Tout cela n'a été possible que grâce à un effort accru de l'équipe du CRLD et de son directeur, aux gouvernements qui se sont succédé depuis sa création et à la confiance renouvelée de nos soutiens en Europe, en particulier le Ministère des Affaires Etrangères en France, la Direction de la Coopération Internationale de Monaco, la Fondation Pierre Fabre. Au Mali, le centre a pu bénéficier de l’appui de partenaires comme la Fondation Orange Mali, le Groupe Toguna Agro Industries Mali, la Fondation Bank Of Africa et aussi l’OMS.

Il reste cependant beaucoup à faire : adapter le laboratoire aux besoins croissants du centre et de sa recherche, élargir le diagnostic précoce de la maladie qui permet la prévention de beaucoup de complications ( 2 636 nouveau-nés ont été dépistés en 2012), accentuer les efforts de formation et d'information, améliorer la sécurité des transfusions en particulier en suscitant des dons de sang réguliers, dépister et informer les hétérozygotes du risque encouru pour leur descendance... Le travail ne manque pas mais la réputation grandissante du CRLD, les engagements pour les 3 années à venir de nos partenaires sont de bon augure. Le nouveau Président élu du Mali qui pour moi est un ami de longue date a aidé le Centre à naître et nous avons confiance dans la pérennité et la solidité de son appui. Je suis donc fier du travail accompli et confiant dans l'avenir, sans pour autant minimiser les nombreuses difficultés qui nous attendent encore.

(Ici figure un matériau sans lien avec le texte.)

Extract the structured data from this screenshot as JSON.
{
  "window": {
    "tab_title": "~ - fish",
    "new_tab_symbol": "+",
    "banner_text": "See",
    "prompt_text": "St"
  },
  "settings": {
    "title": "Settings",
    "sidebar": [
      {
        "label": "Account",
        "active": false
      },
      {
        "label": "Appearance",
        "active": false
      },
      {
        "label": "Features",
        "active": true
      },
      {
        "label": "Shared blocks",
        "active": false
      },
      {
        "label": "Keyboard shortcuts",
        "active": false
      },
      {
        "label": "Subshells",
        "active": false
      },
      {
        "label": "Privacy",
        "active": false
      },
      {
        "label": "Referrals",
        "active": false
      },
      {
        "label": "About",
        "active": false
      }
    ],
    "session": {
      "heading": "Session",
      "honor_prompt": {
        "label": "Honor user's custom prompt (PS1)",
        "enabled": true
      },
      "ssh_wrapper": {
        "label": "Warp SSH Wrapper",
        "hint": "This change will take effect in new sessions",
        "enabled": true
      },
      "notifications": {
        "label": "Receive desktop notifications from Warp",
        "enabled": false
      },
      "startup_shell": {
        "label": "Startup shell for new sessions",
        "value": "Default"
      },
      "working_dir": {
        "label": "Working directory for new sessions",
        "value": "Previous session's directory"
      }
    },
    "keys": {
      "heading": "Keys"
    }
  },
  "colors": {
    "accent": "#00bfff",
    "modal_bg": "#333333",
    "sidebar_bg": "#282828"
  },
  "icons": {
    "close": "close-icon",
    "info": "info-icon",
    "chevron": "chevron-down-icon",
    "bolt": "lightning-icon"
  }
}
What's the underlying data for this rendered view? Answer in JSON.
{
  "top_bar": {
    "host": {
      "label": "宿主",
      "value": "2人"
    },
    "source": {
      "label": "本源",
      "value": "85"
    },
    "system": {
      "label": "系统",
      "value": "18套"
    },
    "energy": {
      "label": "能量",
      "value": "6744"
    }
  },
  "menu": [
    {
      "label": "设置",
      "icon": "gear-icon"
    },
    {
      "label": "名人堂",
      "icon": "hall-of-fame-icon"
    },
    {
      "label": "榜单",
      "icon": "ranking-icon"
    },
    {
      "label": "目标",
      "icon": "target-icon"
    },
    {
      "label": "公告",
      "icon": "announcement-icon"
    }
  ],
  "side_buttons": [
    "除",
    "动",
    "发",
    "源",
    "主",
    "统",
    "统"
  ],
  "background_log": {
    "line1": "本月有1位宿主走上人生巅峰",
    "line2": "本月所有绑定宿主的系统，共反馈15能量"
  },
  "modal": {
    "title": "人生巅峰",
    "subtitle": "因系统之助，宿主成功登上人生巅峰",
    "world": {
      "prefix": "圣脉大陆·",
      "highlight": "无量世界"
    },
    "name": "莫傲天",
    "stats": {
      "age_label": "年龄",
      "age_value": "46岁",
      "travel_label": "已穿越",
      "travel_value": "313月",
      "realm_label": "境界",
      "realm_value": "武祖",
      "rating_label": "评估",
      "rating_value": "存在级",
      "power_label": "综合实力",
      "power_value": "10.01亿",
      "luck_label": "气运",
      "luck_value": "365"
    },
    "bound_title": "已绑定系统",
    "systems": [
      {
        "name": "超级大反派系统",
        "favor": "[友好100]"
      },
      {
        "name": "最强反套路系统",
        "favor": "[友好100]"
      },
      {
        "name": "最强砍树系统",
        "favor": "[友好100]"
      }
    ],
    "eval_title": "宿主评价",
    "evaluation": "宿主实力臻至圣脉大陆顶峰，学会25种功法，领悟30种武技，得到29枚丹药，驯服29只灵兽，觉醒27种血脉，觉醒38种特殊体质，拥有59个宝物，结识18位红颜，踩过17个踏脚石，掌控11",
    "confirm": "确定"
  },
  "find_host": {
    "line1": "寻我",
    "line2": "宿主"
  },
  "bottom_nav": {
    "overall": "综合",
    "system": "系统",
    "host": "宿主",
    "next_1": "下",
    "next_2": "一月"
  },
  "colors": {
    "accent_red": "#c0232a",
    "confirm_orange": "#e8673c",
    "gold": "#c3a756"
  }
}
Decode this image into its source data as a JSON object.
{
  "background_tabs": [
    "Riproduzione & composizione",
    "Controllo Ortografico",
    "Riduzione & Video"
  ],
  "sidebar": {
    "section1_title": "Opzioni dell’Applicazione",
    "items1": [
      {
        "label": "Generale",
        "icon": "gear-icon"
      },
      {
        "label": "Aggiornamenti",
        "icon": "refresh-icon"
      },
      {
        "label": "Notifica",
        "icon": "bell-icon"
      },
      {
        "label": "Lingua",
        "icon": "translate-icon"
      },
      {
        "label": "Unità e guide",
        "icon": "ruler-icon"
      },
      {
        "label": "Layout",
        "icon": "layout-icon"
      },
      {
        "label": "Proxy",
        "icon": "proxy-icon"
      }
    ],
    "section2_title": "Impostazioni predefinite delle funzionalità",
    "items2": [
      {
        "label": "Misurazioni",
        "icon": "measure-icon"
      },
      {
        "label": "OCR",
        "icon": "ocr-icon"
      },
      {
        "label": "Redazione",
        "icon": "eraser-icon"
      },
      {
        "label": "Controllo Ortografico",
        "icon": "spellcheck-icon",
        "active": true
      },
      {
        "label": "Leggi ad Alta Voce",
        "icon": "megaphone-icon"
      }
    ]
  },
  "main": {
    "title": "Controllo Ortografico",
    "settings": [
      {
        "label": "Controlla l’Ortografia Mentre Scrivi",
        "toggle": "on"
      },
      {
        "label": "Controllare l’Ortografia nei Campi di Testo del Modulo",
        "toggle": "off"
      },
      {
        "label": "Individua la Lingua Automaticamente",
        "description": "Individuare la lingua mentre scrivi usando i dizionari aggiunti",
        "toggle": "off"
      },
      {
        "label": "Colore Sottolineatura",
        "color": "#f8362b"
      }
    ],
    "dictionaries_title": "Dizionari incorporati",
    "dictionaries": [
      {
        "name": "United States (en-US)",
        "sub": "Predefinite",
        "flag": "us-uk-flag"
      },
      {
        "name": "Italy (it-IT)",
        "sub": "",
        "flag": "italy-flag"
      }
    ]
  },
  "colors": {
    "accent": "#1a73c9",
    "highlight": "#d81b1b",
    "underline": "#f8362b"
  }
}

2. Du 28 au 29 octobre prochain, se déroulera une rencontre internationale sur la drépanocytose. Vous co-animerez avec le Professeur Dapa DIALLO, l'atelier

"Programmes prioritaires de recherche clinique et Sciences Humaines et Sociale (SHS) en Afrique". Quels sont les enjeux d’une telle rencontre ?

Deux remarques préalables : Il ne s'agit pas d'un congrès mais d'un travail de réflexion sur les modalités de travail et de collaboration entre différents centres de lutte contre la drépanocytose soutenus par la Direction de la Coopération Internationale (DCI) de Monaco. Cette réunion devait avoir lieu à Bamako il y a quelques mois, mais le lieu et la date ont été modifiés en raison du contexte politique malien. L'avenir de la lutte contre la drépanocytose en Afrique ne se conçoit, à mon sens, que sous l'égide de la mise en commun des expériences et des projets entre les différents pays et entre les différents appuis publics ou privés, nationaux, ou internationaux.

Le développement des collaborations Sud/Sud à travers les Sociétés savantes et les associations est un outil de progrès indispensable, largement autant que la collaboration Nord/Sud. Je me réjouis de la présence à Monaco de plusieurs pays d'Afrique de l'Ouest, de Madagascar, comme de la présence de la Fondation Pierre Fabre, ce qui va approfondir les relations de travail déjà  existantes entre la DCI et cette Fondation qui sont pour nous des soutiens vitaux.

Il reste beaucoup à découvrir concernant la morbidité et les causes de mortalité de la drépanocytose en Afrique. En particulier on connait encore mal l'histoire de la maladie en zone impaludée.